Two-factor authentication

Creating an instance, rotating its key, deleting it, and unlocking it after auto-lock all require 2FA on the user's account. Configure 2FA at Account → Security.

Status codes

A successful request returns 200 with the standard OpenAI body shape and a usage block.

Carpathian-originated errors:

400 content_filtered — the content filter blocked the request.
401 — missing, invalid, or revoked cai_ key.
402 INSUFFICIENT_TOKENS — token balance is zero.
402 INSTANCE_BUDGET_EXCEEDED — the instance's per-instance budget cap is reached.
403 — IP not on the allowlist, or the instance is locked.
403 FIREWALL_BLOCKED — geo-firewall blocked a new or unapproved IP.
429 RATE_LIMITED — sliding-window rate limit exceeded.
502 — the model backend errored or returned a non-JSON response. The body includes upstream_status.
503 — the model is disabled or unavailable.
504 — the model did not respond within 120 seconds.

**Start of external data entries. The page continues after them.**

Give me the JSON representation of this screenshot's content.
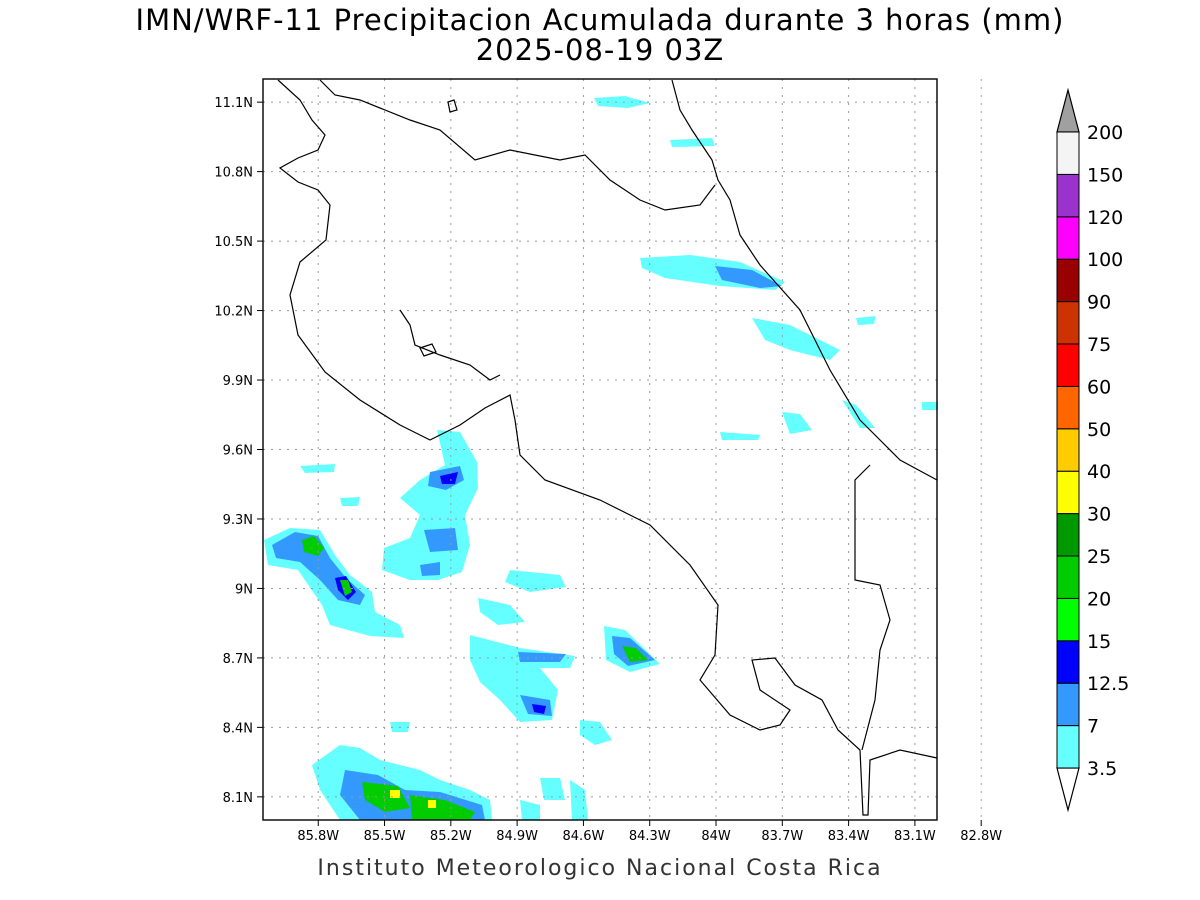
{
  "title": {
    "line1": "IMN/WRF-11 Precipitacion Acumulada durante 3 horas (mm)",
    "line2": "2025-08-19 03Z"
  },
  "credit": "Instituto Meteorologico Nacional Costa Rica",
  "map": {
    "lon_range": [
      -86.05,
      -83.0
    ],
    "lat_range": [
      8.0,
      11.2
    ],
    "lat_ticks": [
      "11.1N",
      "10.8N",
      "10.5N",
      "10.2N",
      "9.9N",
      "9.6N",
      "9.3N",
      "9N",
      "8.7N",
      "8.4N",
      "8.1N"
    ],
    "lon_ticks": [
      "85.8W",
      "85.5W",
      "85.2W",
      "84.9W",
      "84.6W",
      "84.3W",
      "84W",
      "83.7W",
      "83.4W",
      "83.1W",
      "82.8W"
    ],
    "gridlines": "dotted",
    "coastline_color": "#000000"
  },
  "colorbar": {
    "labels": [
      "3.5",
      "7",
      "12.5",
      "15",
      "20",
      "25",
      "30",
      "40",
      "50",
      "60",
      "75",
      "90",
      "100",
      "120",
      "150",
      "200"
    ],
    "colors": [
      "#66ffff",
      "#3399ff",
      "#0000ff",
      "#00ff00",
      "#00cc00",
      "#009900",
      "#ffff00",
      "#ffcc00",
      "#ff6600",
      "#ff0000",
      "#cc3300",
      "#990000",
      "#ff00ff",
      "#9933cc",
      "#f4f4f4",
      "#a0a0a0"
    ],
    "under_color": "#ffffff",
    "over_color": "#a0a0a0"
  }
}
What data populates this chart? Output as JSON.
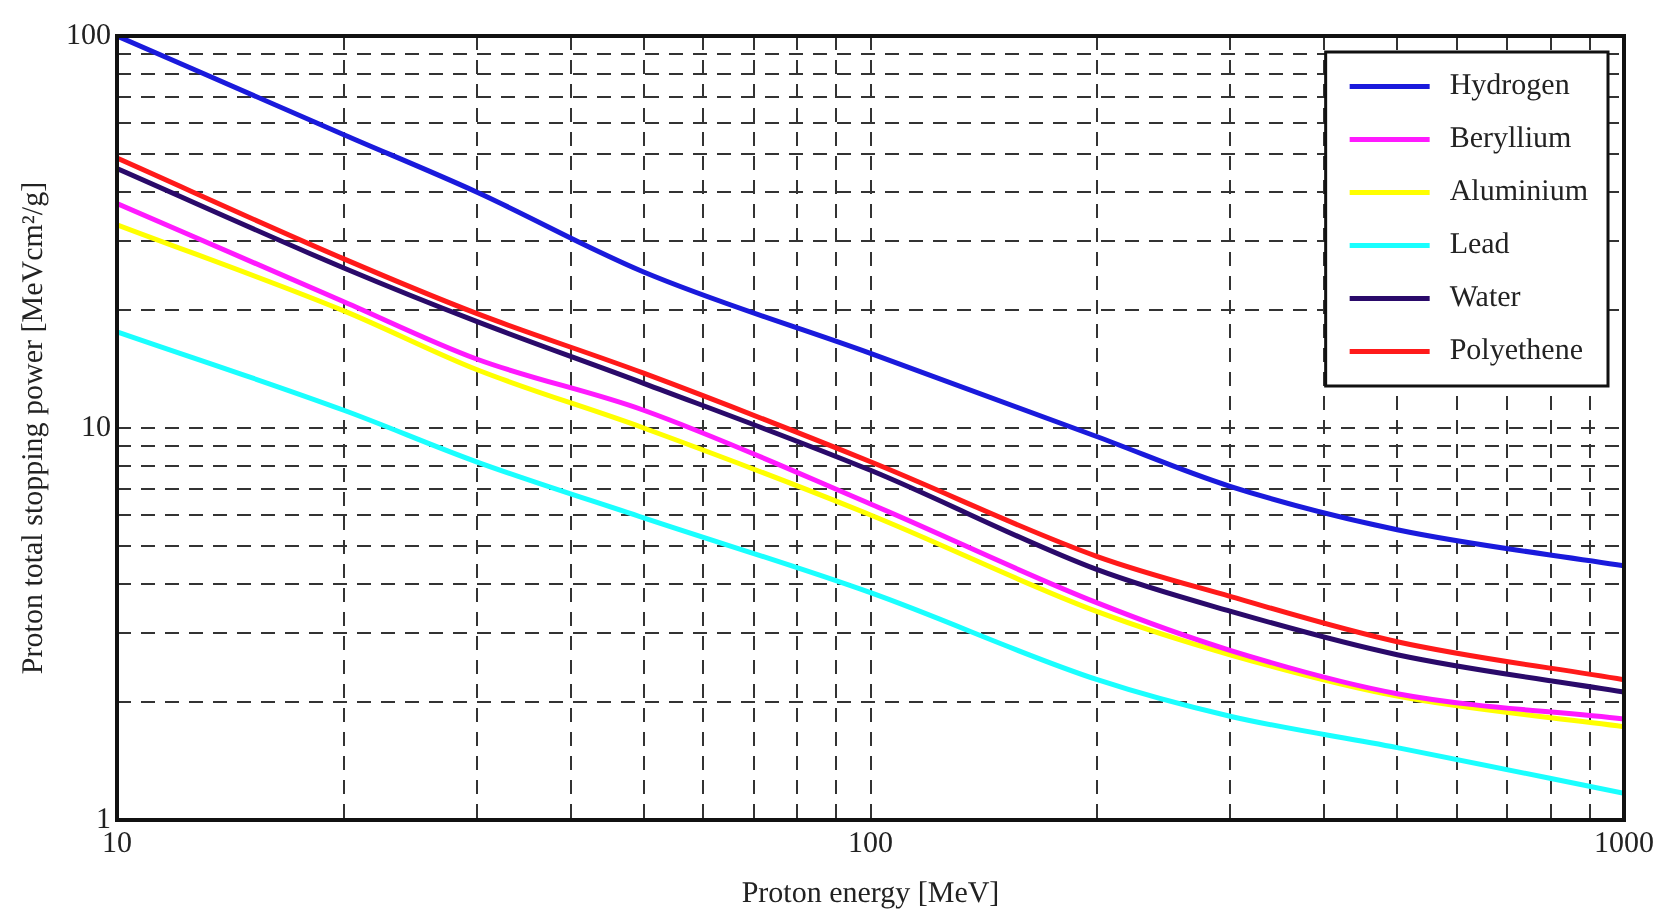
{
  "chart_data": {
    "type": "line",
    "xlabel": "Proton energy [MeV]",
    "ylabel": "Proton total stopping power [MeVcm²/g]",
    "x": [
      10,
      20,
      30,
      50,
      100,
      200,
      300,
      500,
      1000
    ],
    "series": [
      {
        "name": "Hydrogen",
        "color": "#1a1adc",
        "values": [
          100,
          56,
          40,
          25,
          15.5,
          9.5,
          7.1,
          5.5,
          4.45
        ]
      },
      {
        "name": "Beryllium",
        "color": "#ff1aff",
        "values": [
          37.4,
          21,
          15,
          11.1,
          6.4,
          3.58,
          2.71,
          2.1,
          1.81
        ]
      },
      {
        "name": "Aluminium",
        "color": "#ffff00",
        "values": [
          33,
          19.9,
          14.1,
          10,
          6.0,
          3.4,
          2.64,
          2.07,
          1.73
        ]
      },
      {
        "name": "Lead",
        "color": "#1affff",
        "values": [
          17.6,
          11.1,
          8.2,
          5.9,
          3.8,
          2.28,
          1.84,
          1.53,
          1.17
        ]
      },
      {
        "name": "Water",
        "color": "#2a0a6a",
        "values": [
          45.9,
          25.6,
          18.7,
          13,
          7.8,
          4.35,
          3.41,
          2.64,
          2.12
        ]
      },
      {
        "name": "Polyethene",
        "color": "#ff1a1a",
        "values": [
          48.8,
          27,
          19.6,
          13.8,
          8.2,
          4.7,
          3.72,
          2.85,
          2.28
        ]
      }
    ],
    "log": "xy",
    "xlim": [
      10,
      1000
    ],
    "ylim": [
      1,
      100
    ],
    "xticks": [
      10,
      {
        "value": 20,
        "label": null
      },
      {
        "value": 30,
        "label": null
      },
      {
        "value": 40,
        "label": null
      },
      {
        "value": 50,
        "label": null
      },
      {
        "value": 60,
        "label": null
      },
      {
        "value": 70,
        "label": null
      },
      {
        "value": 80,
        "label": null
      },
      {
        "value": 90,
        "label": null
      },
      100,
      {
        "value": 200,
        "label": null
      },
      {
        "value": 300,
        "label": null
      },
      {
        "value": 400,
        "label": null
      },
      {
        "value": 500,
        "label": null
      },
      {
        "value": 600,
        "label": null
      },
      {
        "value": 700,
        "label": null
      },
      {
        "value": 800,
        "label": null
      },
      {
        "value": 900,
        "label": null
      },
      1000
    ],
    "yticks": [
      1,
      {
        "value": 2,
        "label": null
      },
      {
        "value": 3,
        "label": null
      },
      {
        "value": 4,
        "label": null
      },
      {
        "value": 5,
        "label": null
      },
      {
        "value": 6,
        "label": null
      },
      {
        "value": 7,
        "label": null
      },
      {
        "value": 8,
        "label": null
      },
      {
        "value": 9,
        "label": null
      },
      10,
      {
        "value": 20,
        "label": null
      },
      {
        "value": 30,
        "label": null
      },
      {
        "value": 40,
        "label": null
      },
      {
        "value": 50,
        "label": null
      },
      {
        "value": 60,
        "label": null
      },
      {
        "value": 70,
        "label": null
      },
      {
        "value": 80,
        "label": null
      },
      {
        "value": 90,
        "label": null
      },
      100
    ],
    "grid": true,
    "legend": "top right",
    "marker": "none",
    "line_style": "solid"
  }
}
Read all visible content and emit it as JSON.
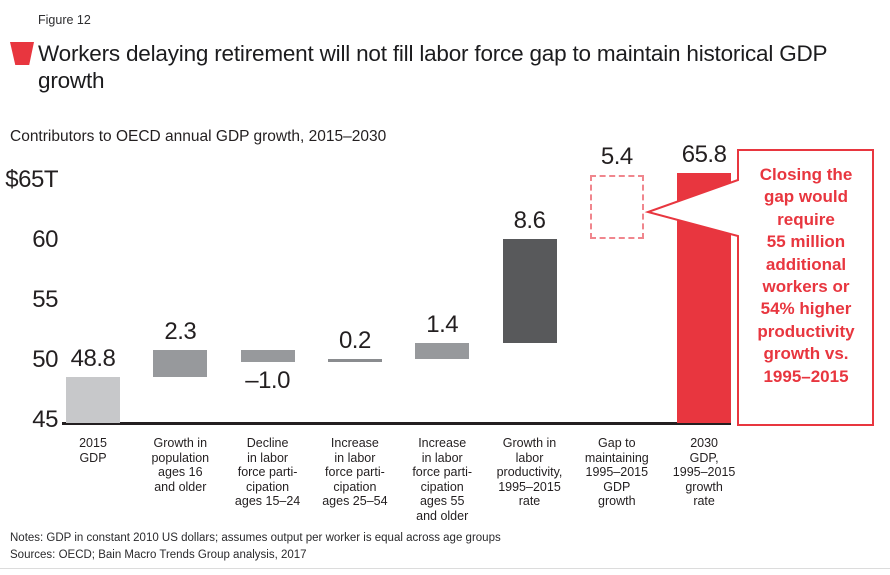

Most Carpathian errors return a body of the form {"error": "...", "code": "..."}. Content-filter errors return the OpenAI-compatible nested shape {"error": {"message": "...", "type": "content_policy_violation", "code": "content_filtered"}}. There are no rate-limit response headers.

Limits

Rate limits are configurable from 1 to 10,000 RPM. Instance name may be up to 255 characters. Request timeout is 120 seconds. Auto-lock fires after 3 blocked IPs in 5 minutes.

Logged data

Per-request logs record the instance, model, token counts (input, output, total, charged), HTTP status, response time, IP address, user agent, and the encrypted request and response bodies. Security events (IP blocks, firewall events, lock and unlock events, content-filter violations) are recorded separately and visible on the Security Events tab.